Attackers manipulated the Token price to steal over $9 million from the stablecoin protocol Resupply.

Written by: Danny Park and Vishal Chawla, THE BLOCK

Compiled by: Jessica, Techub News

The stablecoin protocol Resupply, linked to the liquidity of the lending market, was attacked, resulting in a loss of approximately $9.5 million.

Resupply has confirmed the incident and stated that the involved contract has been identified and suspended.

According to security analysts, attackers stole approximately $9.5 million from the stablecoin protocol Resupply by manipulating the exchange rate.

Resupply is a stablecoin protocol that utilizes the liquidity and stability of the lending market.

The attack targeted the wrapped version of Curve USD (crvUSD) known as cvcrvUSD in Convex Finance. Analysts indicated that the attackers artificially inflated the price of cvcrvUSD through donations, causing its share price to soar.

"Hackers exploited a vulnerability in the cvcrvUSD vault, borrowing 10 million reUSD with only a collateral of 1 wei," said Xuxian Jiang, founder and CEO of PeckShield.

The smart contract ResupplyPair (CurveLend: crvUSD/wstUSR) of Resupply uses an inflated cvcrvUSD price in its exchange rate calculations. Security analysts have pointed out that this has led to a collapse in the exchange rate.
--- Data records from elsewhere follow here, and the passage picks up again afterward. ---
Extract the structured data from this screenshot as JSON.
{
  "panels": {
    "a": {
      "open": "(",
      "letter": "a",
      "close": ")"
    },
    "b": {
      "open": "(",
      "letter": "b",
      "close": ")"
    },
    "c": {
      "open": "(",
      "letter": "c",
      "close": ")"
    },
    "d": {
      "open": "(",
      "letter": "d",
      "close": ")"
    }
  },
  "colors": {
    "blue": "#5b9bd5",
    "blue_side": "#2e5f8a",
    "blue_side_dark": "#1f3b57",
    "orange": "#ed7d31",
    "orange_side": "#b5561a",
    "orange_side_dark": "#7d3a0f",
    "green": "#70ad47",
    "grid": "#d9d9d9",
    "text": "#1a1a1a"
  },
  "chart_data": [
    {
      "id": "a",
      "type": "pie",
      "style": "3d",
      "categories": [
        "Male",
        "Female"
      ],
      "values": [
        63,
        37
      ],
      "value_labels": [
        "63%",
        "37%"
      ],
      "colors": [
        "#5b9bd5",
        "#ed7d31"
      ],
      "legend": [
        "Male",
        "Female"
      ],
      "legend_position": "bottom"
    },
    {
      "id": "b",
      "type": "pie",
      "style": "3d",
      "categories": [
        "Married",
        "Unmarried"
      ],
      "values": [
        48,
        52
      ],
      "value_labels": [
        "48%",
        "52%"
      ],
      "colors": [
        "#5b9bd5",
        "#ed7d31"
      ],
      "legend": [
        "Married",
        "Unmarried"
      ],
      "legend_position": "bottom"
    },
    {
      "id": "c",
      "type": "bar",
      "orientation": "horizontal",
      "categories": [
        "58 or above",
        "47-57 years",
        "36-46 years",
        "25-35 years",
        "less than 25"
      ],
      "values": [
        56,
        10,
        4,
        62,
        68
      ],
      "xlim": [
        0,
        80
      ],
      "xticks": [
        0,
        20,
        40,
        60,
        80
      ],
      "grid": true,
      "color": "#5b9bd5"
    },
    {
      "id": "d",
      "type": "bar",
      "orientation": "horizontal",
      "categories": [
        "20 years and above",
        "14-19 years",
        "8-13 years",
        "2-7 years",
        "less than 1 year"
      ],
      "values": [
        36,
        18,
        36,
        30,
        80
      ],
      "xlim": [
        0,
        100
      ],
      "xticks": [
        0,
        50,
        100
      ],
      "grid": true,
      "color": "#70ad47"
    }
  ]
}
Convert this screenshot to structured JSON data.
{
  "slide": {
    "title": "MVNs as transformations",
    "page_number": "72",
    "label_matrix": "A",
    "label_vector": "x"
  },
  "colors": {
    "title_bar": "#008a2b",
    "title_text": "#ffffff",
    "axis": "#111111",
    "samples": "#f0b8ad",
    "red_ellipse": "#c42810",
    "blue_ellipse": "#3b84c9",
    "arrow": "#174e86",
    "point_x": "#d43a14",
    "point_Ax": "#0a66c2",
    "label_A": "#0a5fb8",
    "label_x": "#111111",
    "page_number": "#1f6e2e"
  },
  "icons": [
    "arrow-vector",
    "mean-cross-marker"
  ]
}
The attacker exploited the borrowing function in the ResupplyPair contract, using this price distortion to borrow 10 million reUSD (the native stablecoin of Resupply) with just 1 wei of cvcrvUSD as collateral.

Blocksec analysts explained that the stolen funds originated from the wstUSR market, and the attackers implemented the exploit through borrowing operations.

Analysts added that the attackers subsequently converted the borrowed reUSD into other assets on external markets to profit.

Resupply has confirmed that it has been attacked and stated that the involved contract has been identified and suspended.